Lors de l’université d’Attac, Thomas Coutrot* a lancé l’idée d’une votation citoyenne sur la réforme.
dans l’hebdo N° 1115 Acheter ce numéro
Politis : Quelles sont les priorités d’Attac pour construire la « rupture radicale avec la finance » annoncée pendant l’université citoyenne ?
Thomas Coutrot : La réforme des retraites et de la nationalité va mobiliser l’association dans les mois à venir. On voit bien que la diversion raciste et xénophobe organisée par Sarkozy vise à éviter que la réforme des retraites soit rejetée par la société. Cela renforce la nécessité de faire de cette réforme un débat de société et pas simplement un objet de négociation entre partenaires sociaux. C’est l’intérêt de l’ensemble du mouvement social, des organisations syndicales et du mouvement citoyen de poser la question des retraites de cette façon. On propose ainsi l’organisation d’une votation citoyenne début octobre, avec l’ensemble des syndicats et partis qui seraient intéressés par cette initiative.
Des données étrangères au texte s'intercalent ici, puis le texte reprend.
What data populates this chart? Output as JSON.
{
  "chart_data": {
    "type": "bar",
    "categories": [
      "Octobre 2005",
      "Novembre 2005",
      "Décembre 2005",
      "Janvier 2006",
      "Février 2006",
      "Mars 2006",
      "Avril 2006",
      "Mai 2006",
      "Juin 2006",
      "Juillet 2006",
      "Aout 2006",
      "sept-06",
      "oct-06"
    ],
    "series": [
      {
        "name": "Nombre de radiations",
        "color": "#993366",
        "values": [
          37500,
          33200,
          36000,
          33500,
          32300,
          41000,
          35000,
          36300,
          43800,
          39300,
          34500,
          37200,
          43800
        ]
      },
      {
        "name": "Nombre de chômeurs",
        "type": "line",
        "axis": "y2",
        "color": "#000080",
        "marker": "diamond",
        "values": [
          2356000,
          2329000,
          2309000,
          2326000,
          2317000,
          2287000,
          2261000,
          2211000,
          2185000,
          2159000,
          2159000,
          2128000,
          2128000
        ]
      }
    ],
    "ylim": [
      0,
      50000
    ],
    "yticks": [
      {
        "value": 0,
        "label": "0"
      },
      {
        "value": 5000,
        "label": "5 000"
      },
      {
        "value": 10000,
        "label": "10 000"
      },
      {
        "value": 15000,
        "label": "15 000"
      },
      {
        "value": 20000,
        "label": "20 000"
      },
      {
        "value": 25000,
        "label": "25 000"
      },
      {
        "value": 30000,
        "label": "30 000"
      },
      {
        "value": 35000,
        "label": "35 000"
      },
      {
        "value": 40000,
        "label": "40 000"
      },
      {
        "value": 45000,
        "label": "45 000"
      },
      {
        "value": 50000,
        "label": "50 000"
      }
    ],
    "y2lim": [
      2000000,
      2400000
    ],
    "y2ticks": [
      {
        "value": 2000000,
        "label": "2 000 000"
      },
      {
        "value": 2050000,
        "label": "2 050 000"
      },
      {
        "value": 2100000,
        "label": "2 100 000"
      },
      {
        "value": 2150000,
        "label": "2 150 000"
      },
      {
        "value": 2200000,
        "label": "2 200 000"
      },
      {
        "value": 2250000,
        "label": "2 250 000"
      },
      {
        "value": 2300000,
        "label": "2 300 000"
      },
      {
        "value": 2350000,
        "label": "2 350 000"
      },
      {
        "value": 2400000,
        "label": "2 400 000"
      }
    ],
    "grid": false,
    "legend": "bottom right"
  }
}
Que pensez-vous des orientations budgétaires retenues par le gouvernement et Nicolas Sarkozy pour 2011 ?
Une réunion spectaculaire a été organisée à Brégançon alors qu’il n’y a rien de nouveau. C’est une opération de communication vis-à-vis des marchés, mais aussi des mouvements sociaux pour leur dire : « On n’a pas le choix, il faut qu’on réduise les dépenses publiques, et on le fera. » C’est injustifiable sur le plan économique parce que cette politique généralisée dans l’Union européenne ne permettra pas de réduire les déficits. Surtout, c’est une politique inféodée aux intérêts financiers, ce qui n’est pas acceptable.
L a conjoncture économique redonne une certaine visibilité à l’association. Quelle est la situation d’Attac aujourd’hui ?
C’est la meilleure depuis six ans. On a enregistré une augmentation du nombre d’adhérents en 2010. Pour la première fois depuis 2003, l’érosion est interrompue et on enregistre de nouvelles inscriptions. Cela s’explique par le fait que nous sommes une association pacifiée, avec un respect mutuel entre les adhérents et entre les dirigeants. Surtout, avec la crise financière et celle du capitalisme, qui valident nos analyses, Attac retrouve un second souffle. Nos propositions comme la taxation des transactions financières ou la fin des paradis fiscaux sont au cœur du débat politique mondial. Même si elles n’avancent pas beaucoup, elles sont posées comme des questions primordiales. Attac a aussi opéré une inflexion importante : on est parti d’une association critique, de lutte contre le néolibéralisme, à une association qui pose la question du dépassement du néolibéralisme.
Notre assemblée générale de décembre 2009 a clairement affirmé que la crise actuelle est non seulement celle du néolibéralisme mais aussi du capitalisme, et qu’on ne voit pas de solution à cette crise à l’intérieur de la logique du fonctionnement du capitalisme. Celui-ci repose sur une accumulation illimitée de richesses et la poursuite sans fin du profit. La crise écologique ne permet plus d’envisager une telle trajectoire. Notre ambition est de repenser une émancipation qui corresponde à cette inflexion et de commencer à poser les alternatives en termes de projets de société.